Bank levy set to raise €150m

The levy will apply to all banks offering retail services in Ireland. A banking source who did not want to be named said, “we will accept the levy, but that does not mean we are comfortable with it. We do not see the rationale for this at a time when banks are struggling to return to profitability. But we recognise that every sector in society face difficult challenges”.

The banks that will be affected include AIB, Bank of Ireland, PTSB, Ulster Bank, Danske Bank, Rabobank/ACC, KBC. It is unclear whether Nationwide UK will be subject to the levy.

The source points out the foreign-owned banks did not enjoy the benefits of the state guarantee of the banking system, nor did they have the opportunity of transferring bad assets to Nama.

The Government scrapped the Eligible Liabilities Guarantee (ELG) scheme last March.

Finance Minister Michael Noonan noted: “The Government has decided a specific contribution to the exchequer is to be obtained from the financial sector for the period 2014 to 2016. The contribution will be related to the amount of tax paid on deposit interest by the institution in the calendar year 2011. Full details will be contained in the Finance Bill.”

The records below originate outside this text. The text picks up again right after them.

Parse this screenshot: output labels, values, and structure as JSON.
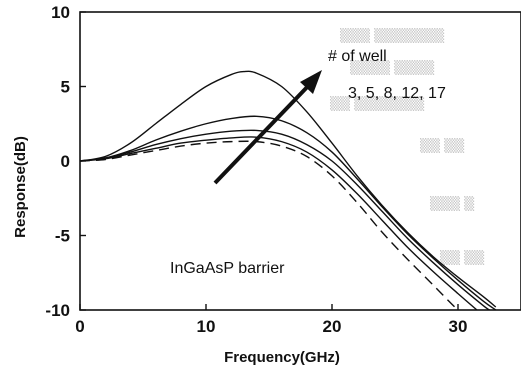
{
  "chart_data": {
    "type": "line",
    "title": "",
    "xlabel": "Frequency(GHz)",
    "ylabel": "Response(dB)",
    "xlim": [
      0,
      35
    ],
    "ylim": [
      -10,
      10
    ],
    "xticks": [
      "0",
      "10",
      "20",
      "30"
    ],
    "yticks": [
      "10",
      "5",
      "0",
      "-5",
      "-10"
    ],
    "grid": false,
    "annotations": {
      "arrow_label": "# of well",
      "arrow_values": "3, 5, 8, 12, 17",
      "barrier_label": "InGaAsP  barrier"
    },
    "series": [
      {
        "values": [
          [
            0,
            0
          ],
          [
            2,
            0.3
          ],
          [
            4,
            1.2
          ],
          [
            6,
            2.5
          ],
          [
            8,
            3.8
          ],
          [
            10,
            5
          ],
          [
            12,
            5.8
          ],
          [
            13,
            6
          ],
          [
            14,
            5.9
          ],
          [
            16,
            5
          ],
          [
            18,
            3.3
          ],
          [
            20,
            1.2
          ],
          [
            22,
            -1
          ],
          [
            24,
            -3
          ],
          [
            26,
            -4.8
          ],
          [
            28,
            -6.4
          ],
          [
            30,
            -7.8
          ],
          [
            32,
            -9.1
          ],
          [
            33,
            -9.8
          ]
        ]
      },
      {
        "values": [
          [
            0,
            0
          ],
          [
            2,
            0.2
          ],
          [
            4,
            0.7
          ],
          [
            6,
            1.4
          ],
          [
            8,
            2
          ],
          [
            10,
            2.5
          ],
          [
            12,
            2.85
          ],
          [
            14,
            3
          ],
          [
            16,
            2.7
          ],
          [
            18,
            1.9
          ],
          [
            20,
            0.6
          ],
          [
            22,
            -1.2
          ],
          [
            24,
            -3.1
          ],
          [
            26,
            -4.9
          ],
          [
            28,
            -6.5
          ],
          [
            30,
            -8
          ],
          [
            32,
            -9.4
          ],
          [
            33,
            -10
          ]
        ]
      },
      {
        "values": [
          [
            0,
            0
          ],
          [
            2,
            0.2
          ],
          [
            4,
            0.6
          ],
          [
            6,
            1.1
          ],
          [
            8,
            1.5
          ],
          [
            10,
            1.8
          ],
          [
            12,
            2
          ],
          [
            14,
            2.05
          ],
          [
            16,
            1.8
          ],
          [
            18,
            1.1
          ],
          [
            20,
            0
          ],
          [
            22,
            -1.6
          ],
          [
            24,
            -3.4
          ],
          [
            26,
            -5.2
          ],
          [
            28,
            -6.8
          ],
          [
            30,
            -8.3
          ],
          [
            32,
            -9.7
          ],
          [
            32.5,
            -10
          ]
        ]
      },
      {
        "values": [
          [
            0,
            0
          ],
          [
            2,
            0.15
          ],
          [
            4,
            0.5
          ],
          [
            6,
            0.85
          ],
          [
            8,
            1.2
          ],
          [
            10,
            1.4
          ],
          [
            12,
            1.55
          ],
          [
            14,
            1.6
          ],
          [
            16,
            1.3
          ],
          [
            18,
            0.6
          ],
          [
            20,
            -0.6
          ],
          [
            22,
            -2.2
          ],
          [
            24,
            -4
          ],
          [
            26,
            -5.8
          ],
          [
            28,
            -7.4
          ],
          [
            30,
            -8.9
          ],
          [
            31.5,
            -10
          ]
        ]
      },
      {
        "values": [
          [
            0,
            0
          ],
          [
            2,
            0.1
          ],
          [
            4,
            0.4
          ],
          [
            6,
            0.7
          ],
          [
            8,
            1
          ],
          [
            10,
            1.2
          ],
          [
            12,
            1.3
          ],
          [
            14,
            1.3
          ],
          [
            16,
            1
          ],
          [
            18,
            0.3
          ],
          [
            20,
            -1
          ],
          [
            22,
            -2.8
          ],
          [
            24,
            -4.8
          ],
          [
            26,
            -6.6
          ],
          [
            28,
            -8.3
          ],
          [
            29.5,
            -9.6
          ],
          [
            30,
            -10
          ]
        ],
        "dash": "10,6"
      }
    ]
  }
}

The Government also announced an increase to the deposit interest retention tax (Dirt). “The rate of retention tax that applies to deposit interest, together with the rates of exit tax that apply to life assurance policies and investment funds, is being increased and will now be 41% whether payments are made annually or more frequently (previously 33%) or are made less frequently than annually (previously 36%). The increased rates will apply to payments, including deemed payments, made on or after 1 Jan 2014.”

The move is an obvious attempt to drive down the high savings rate and increase investment in the economy. Commenting on the move, Peter Vale, partner at the consultancy firm Grant Thornton, said, “The Dirt tax on savings has now gone from 20% to 41% in a short period of time. Whilst the move may encourage people to stop hoarding cash and invest in more productive assets, it also increases the likelihood of greater non compliance in terms of returning details of interest income to Revenue.”

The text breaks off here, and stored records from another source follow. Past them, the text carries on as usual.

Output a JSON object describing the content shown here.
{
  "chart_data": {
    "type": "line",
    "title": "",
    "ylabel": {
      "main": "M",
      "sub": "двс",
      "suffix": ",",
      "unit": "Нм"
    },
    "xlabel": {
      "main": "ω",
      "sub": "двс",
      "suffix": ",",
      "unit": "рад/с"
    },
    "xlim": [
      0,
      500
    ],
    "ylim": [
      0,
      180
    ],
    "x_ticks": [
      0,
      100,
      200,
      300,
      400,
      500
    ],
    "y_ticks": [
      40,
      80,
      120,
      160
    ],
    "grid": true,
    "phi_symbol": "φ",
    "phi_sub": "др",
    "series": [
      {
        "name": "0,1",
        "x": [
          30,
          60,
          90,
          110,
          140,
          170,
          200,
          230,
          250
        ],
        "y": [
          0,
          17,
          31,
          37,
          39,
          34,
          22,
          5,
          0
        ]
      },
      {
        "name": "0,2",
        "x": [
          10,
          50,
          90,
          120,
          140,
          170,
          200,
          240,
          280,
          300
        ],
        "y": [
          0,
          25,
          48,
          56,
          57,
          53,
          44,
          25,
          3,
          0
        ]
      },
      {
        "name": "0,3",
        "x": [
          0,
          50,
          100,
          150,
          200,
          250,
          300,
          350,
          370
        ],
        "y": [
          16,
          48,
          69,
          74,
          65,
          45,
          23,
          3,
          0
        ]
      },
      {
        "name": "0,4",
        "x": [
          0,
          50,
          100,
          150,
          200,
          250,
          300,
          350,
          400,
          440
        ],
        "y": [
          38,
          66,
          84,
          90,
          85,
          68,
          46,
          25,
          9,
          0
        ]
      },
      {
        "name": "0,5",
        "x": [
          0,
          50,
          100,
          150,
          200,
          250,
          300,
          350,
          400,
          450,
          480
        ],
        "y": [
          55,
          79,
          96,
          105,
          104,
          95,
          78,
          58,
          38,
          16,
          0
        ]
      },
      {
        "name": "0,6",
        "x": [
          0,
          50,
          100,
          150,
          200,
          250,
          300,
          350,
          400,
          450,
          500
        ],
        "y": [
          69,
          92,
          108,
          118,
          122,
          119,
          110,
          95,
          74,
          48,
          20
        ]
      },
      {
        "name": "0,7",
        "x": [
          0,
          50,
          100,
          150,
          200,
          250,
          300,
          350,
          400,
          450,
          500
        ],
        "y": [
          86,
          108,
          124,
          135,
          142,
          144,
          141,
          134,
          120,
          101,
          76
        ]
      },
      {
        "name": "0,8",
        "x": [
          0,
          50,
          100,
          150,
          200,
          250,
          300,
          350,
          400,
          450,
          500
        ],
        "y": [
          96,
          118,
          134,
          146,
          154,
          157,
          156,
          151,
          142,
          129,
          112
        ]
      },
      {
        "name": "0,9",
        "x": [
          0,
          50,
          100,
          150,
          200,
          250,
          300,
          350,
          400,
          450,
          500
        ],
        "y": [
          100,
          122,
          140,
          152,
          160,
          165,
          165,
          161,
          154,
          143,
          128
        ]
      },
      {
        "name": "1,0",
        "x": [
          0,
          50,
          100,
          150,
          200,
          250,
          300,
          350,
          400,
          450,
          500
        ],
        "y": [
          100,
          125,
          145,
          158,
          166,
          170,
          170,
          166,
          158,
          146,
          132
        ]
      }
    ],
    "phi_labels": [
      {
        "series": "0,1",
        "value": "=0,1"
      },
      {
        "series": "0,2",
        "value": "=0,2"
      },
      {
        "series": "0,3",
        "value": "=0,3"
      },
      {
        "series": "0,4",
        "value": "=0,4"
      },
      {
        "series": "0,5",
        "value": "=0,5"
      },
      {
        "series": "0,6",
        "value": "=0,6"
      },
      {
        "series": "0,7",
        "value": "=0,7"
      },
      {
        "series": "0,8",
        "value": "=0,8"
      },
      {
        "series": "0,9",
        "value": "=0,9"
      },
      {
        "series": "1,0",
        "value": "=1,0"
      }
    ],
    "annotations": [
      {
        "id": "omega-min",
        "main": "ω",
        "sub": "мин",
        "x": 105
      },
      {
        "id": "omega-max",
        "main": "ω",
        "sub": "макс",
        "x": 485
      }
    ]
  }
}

The Government also lifted the limit on the amount of losses banks can write off against future losses.

“The main Irish banks have substantial deferred tax assets, predominantly consisting of the potential value of their tax losses carried forward,” said Ray O’Connor, tax partner at Ernst & Young.

“The minister has abolished the special rule applicable to the tax losses of banks who participated in the Nama scheme.

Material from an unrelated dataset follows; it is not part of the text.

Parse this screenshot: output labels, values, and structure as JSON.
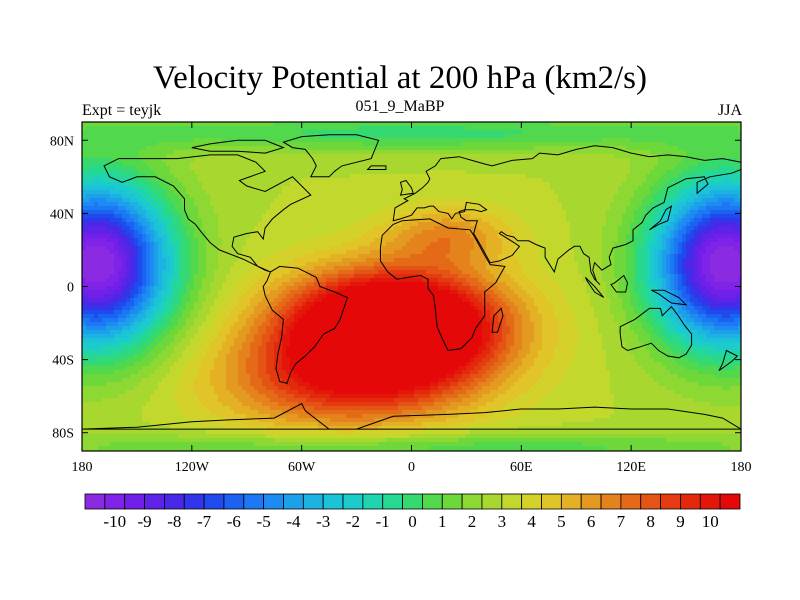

“Under this rule, Nama participating institutions could only use tax losses carried forward against a maximum of 50% of future years’ profits, though that could include profits of other group companies.

“Unlike the other main banking measures announced in the budget, namely the bank levy and the increased Dirt rate, the abolition is relevant only, in practice, to the two main domestic banking groups, Bank of Ireland and Allied Irish Banks. The abolition of the rule should be of some assistance to these two groups when converting their deferred tax assets to actual tax savings.”